The Nanoscale Characterization Facility maintains a full-service electron microscopy facility equipped with a wide range of state-of-the-art instrumentation for materials analysis. Structural, chemical and microstructural characterization of polymers, ceramics, composites, metals and alloys, electronic materials and devices, thin films, and coatings are conducted using scanning electron microscopes, transmission electron microscopes, and scanning transmission electron microscopes. A wide range of specimen preparation equipment is used including cryo-ultramicrotomy, cryo-plunge, jet electrolytic polishing, mechanical dimpling, tripod polishing, vacuum evaporation, sputter-coating and replication. In-house hardware and software are available for a wide range of image and spectrum processing tasks and for the calculation/simulation of electron-beam specimen interactions and microscope performance. Facility staff provide complete user training and assistance with research projects involving our instruments. The staff are also available for demand service in situations where training is not desired.

  • PRNTF Microscopy Instruments include:
    • Field-Emission Scanning Electron Microscope – JEOL 7500F HRSEM
    • Environmental Scanning Electron Microscope – FEI 600 Quanta FEG SEM
    • Focused Ion Beam – FEI Strata DB235 FIB
    • High Resolution Transmission Electron Microscope – JEOL 2010 TEM
    • Field Emission Transmission Electron Microscope – JEOL 2010F
  • TEM/STEM/EFTEM
Facility Type: 

Instruments

  1. FEI 600 Quanta FEG ESEM

    The Quanta 600 FEG Mark II scanning electron microscope (SEM) is equipped with a unique array of accessories to enable the combination of high-resolution imaging and nanoscale manipulation allowing for powerful in situ experiments involving controlled stimuli and correlated response.

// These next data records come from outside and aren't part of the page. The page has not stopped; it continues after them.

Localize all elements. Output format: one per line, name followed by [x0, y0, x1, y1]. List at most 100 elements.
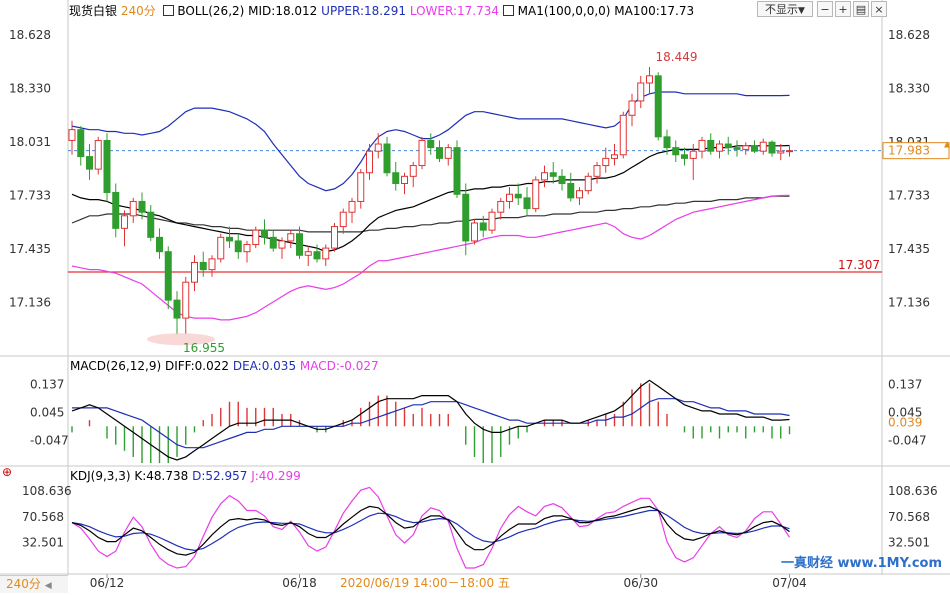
candle-body [243, 244, 251, 253]
candle [112, 183, 120, 238]
candle-body [602, 157, 610, 167]
price-axis-tick-4: 17.435 [888, 242, 930, 256]
chevron-down-icon: ▼ [798, 6, 805, 16]
candle [654, 72, 662, 141]
candle [313, 244, 321, 263]
candle [584, 172, 592, 195]
high-price-label: 18.449 [656, 50, 698, 64]
macd-label[interactable]: MACD(26,12,9) [70, 359, 162, 373]
candle [593, 161, 601, 184]
candle [444, 144, 452, 166]
ma-label[interactable]: MA1(100,0,0,0) [517, 4, 611, 18]
candle [689, 144, 697, 180]
period-tab[interactable]: 240分 ◀ [0, 575, 68, 593]
candle [637, 75, 645, 109]
candle-body [366, 150, 373, 174]
candle [287, 230, 295, 249]
candle [698, 136, 706, 159]
close-icon[interactable]: × [871, 1, 887, 17]
candle-body [462, 193, 470, 242]
kdj-j-line [71, 486, 791, 569]
period-label[interactable]: 240分 [120, 4, 156, 18]
candle [567, 172, 575, 202]
boll-label[interactable]: BOLL(26,2) [177, 4, 245, 18]
candle [68, 120, 76, 155]
candle-body [444, 147, 452, 159]
hide-indicator-button[interactable]: 不显示▼ [757, 1, 813, 17]
triangle-left-icon: ◀ [44, 581, 52, 591]
candle [602, 147, 610, 173]
candle [462, 183, 470, 256]
candle-body [304, 251, 312, 256]
candle [453, 140, 461, 198]
candle-body [707, 139, 715, 152]
candle-body [672, 147, 680, 156]
kdj-label[interactable]: KDJ(9,3,3) [70, 469, 131, 483]
candle-body [488, 211, 496, 231]
kdj-axis-left-tick-1: 70.568 [22, 510, 64, 524]
kdj-d: D:52.957 [192, 469, 248, 483]
candle-body [383, 143, 391, 174]
candle-body [103, 139, 111, 193]
macd-axis-tick-2: -0.047 [888, 434, 927, 448]
time-axis-label-3: 07/04 [772, 576, 807, 590]
candle-body [418, 139, 426, 167]
candle-body [164, 251, 172, 301]
candle [278, 237, 286, 259]
candle [366, 144, 373, 180]
price-axis-tick-0: 18.628 [888, 28, 930, 42]
candle-body [479, 222, 487, 231]
candle-body [86, 156, 93, 170]
candle [147, 205, 155, 241]
candle [339, 208, 347, 234]
kdj-panel-legend: KDJ(9,3,3) K:48.738 D:52.957 J:40.299 [70, 469, 301, 483]
candle-body [593, 165, 601, 177]
candle-body [121, 215, 128, 229]
price-axis-tick-5: 17.136 [888, 296, 930, 310]
price-axis-tick-3: 17.733 [888, 189, 930, 203]
price-axis-left-tick-1: 18.330 [9, 81, 51, 95]
candle-body [138, 200, 146, 213]
candle [506, 187, 513, 209]
candle [777, 144, 785, 161]
candle [121, 210, 128, 247]
candle-body [541, 172, 548, 181]
candle-body [374, 143, 382, 152]
low-price-label: 16.955 [183, 341, 225, 355]
candle-body [619, 114, 627, 156]
minus-icon[interactable]: − [817, 1, 833, 17]
kdj-axis-tick-2: 32.501 [888, 536, 930, 550]
candle-body [199, 261, 207, 271]
macd-dea: DEA:0.035 [232, 359, 297, 373]
settings-icon[interactable]: ▤ [853, 1, 869, 17]
kdj-axis-left-tick-2: 32.501 [22, 536, 64, 550]
current-price-arrow-icon: ▲ [944, 140, 950, 149]
candle-body [471, 222, 478, 242]
candle-body [786, 150, 793, 153]
candle-body [409, 165, 417, 177]
plus-icon[interactable]: + [835, 1, 851, 17]
candle [296, 226, 303, 259]
candle-body [523, 197, 531, 210]
candle [94, 136, 102, 175]
candle-body [269, 236, 277, 249]
hide-indicator-label: 不显示 [765, 3, 799, 16]
candle-body [208, 258, 216, 271]
candle-body [567, 183, 575, 199]
price-axis-left-tick-4: 17.435 [9, 242, 51, 256]
candle-body [322, 247, 330, 260]
candle-body [584, 175, 592, 192]
time-axis-label-1: 06/18 [282, 576, 317, 590]
candle-body [252, 229, 260, 246]
candle [611, 144, 618, 166]
candle [401, 172, 408, 195]
crosshair-icon[interactable]: ⊕ [2, 465, 13, 479]
macd-dea-line [72, 398, 790, 449]
macd-axis-tick-1: 0.045 [888, 405, 922, 419]
candle [164, 246, 172, 310]
candle [208, 255, 216, 277]
candle [357, 169, 365, 209]
symbol-name: 现货白银 [69, 4, 118, 18]
candle [182, 276, 190, 335]
candle [409, 161, 417, 188]
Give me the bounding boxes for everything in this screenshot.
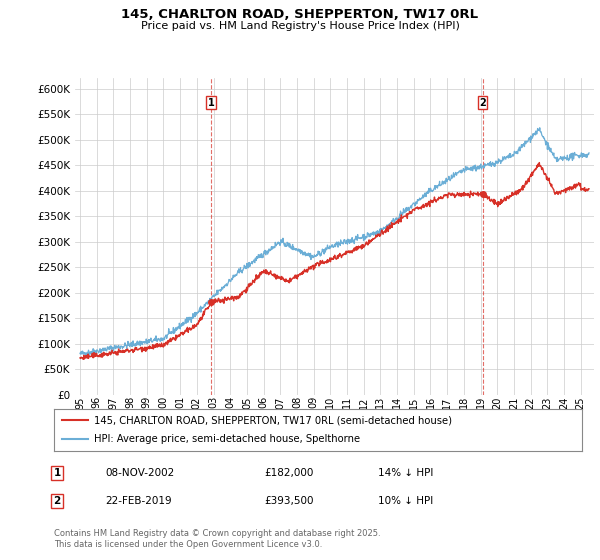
Text: 145, CHARLTON ROAD, SHEPPERTON, TW17 0RL (semi-detached house): 145, CHARLTON ROAD, SHEPPERTON, TW17 0RL…	[94, 415, 452, 425]
Text: Price paid vs. HM Land Registry's House Price Index (HPI): Price paid vs. HM Land Registry's House …	[140, 21, 460, 31]
Text: 14% ↓ HPI: 14% ↓ HPI	[378, 468, 433, 478]
Text: 2: 2	[479, 98, 486, 108]
Text: 08-NOV-2002: 08-NOV-2002	[105, 468, 174, 478]
Text: £393,500: £393,500	[264, 496, 314, 506]
Text: 10% ↓ HPI: 10% ↓ HPI	[378, 496, 433, 506]
Text: £182,000: £182,000	[264, 468, 313, 478]
Text: 1: 1	[208, 98, 214, 108]
Text: Contains HM Land Registry data © Crown copyright and database right 2025.
This d: Contains HM Land Registry data © Crown c…	[54, 529, 380, 549]
Text: 145, CHARLTON ROAD, SHEPPERTON, TW17 0RL: 145, CHARLTON ROAD, SHEPPERTON, TW17 0RL	[121, 8, 479, 21]
Text: 2: 2	[53, 496, 61, 506]
Text: HPI: Average price, semi-detached house, Spelthorne: HPI: Average price, semi-detached house,…	[94, 435, 360, 445]
Text: 1: 1	[53, 468, 61, 478]
Text: 22-FEB-2019: 22-FEB-2019	[105, 496, 172, 506]
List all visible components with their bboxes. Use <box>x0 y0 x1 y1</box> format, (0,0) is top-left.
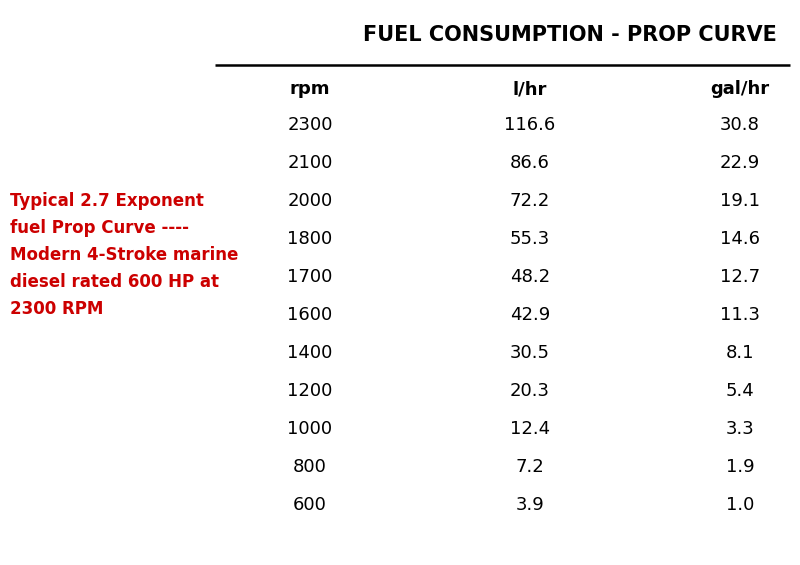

  2. FEI Strata DB235 Focused Ion Beam

    The FEI Strata DB235 Focused Ion Beam bridges the gap between nanocharacterization and nanomachining by combining a high resolution field-emission scanning electron microscope with a focused ion beam. Uniting these techniques in a single instrument allows users to seamlessly switch from secondary electron imaging to precision ion milling and ion-beam assisted material depostion and selective etching. Four gas injection systems will allow for platinum deposition and selective etching of carbon, metals, and oxides.

  3. JEOL 2010 TEM

    The JEOL 2010 TEM is available for both conventional and high resolution TEM imaging. It is equipped with single tilt, double-tilt, heating and cooling sample holders for a wide range of imaging experiments. The analytical objective lens pole piece on this microscope allows for sample tilting up to 45 degrees, yet maintains a point-to-point resolution of 0.25 nm. In addition to the conventional plate camera, this instrument is equipped with a Gatan Peltier cooled CCD imaging system for high quality digital imaging.

  4. JEOL 2010F FEG HRTEM

    The JEOL 2010F TEM/STEM is a state-of-the-art field emission transmission electron microscope with capabilities ranging from nanobeam and convergent beam diffraction to high resolution phase contrast, analytical and energy filtered imaging. The 2010F has been optimized for analytical microscopy with a large solid angle for high X-ray throughput, scanning, scanning-transmission, and backscattered electron detectors and a Gatan image filter for energy filtered imaging and electron energy loss spectroscopy.

  5. JEOL 7500F HRSEM

    The JEOL 7500F scanning electron microscope (SEM) is our dedicated conventional and high-resolution imaging microscope. It is equipped with a range of detectors and imaging modes that allow for the study of a wide range of solid materials. Secondary and backscattered electron detectors allow for imaging of sample surfaces, whereas a scanning-transmission electron detector shows the internal structure of materials.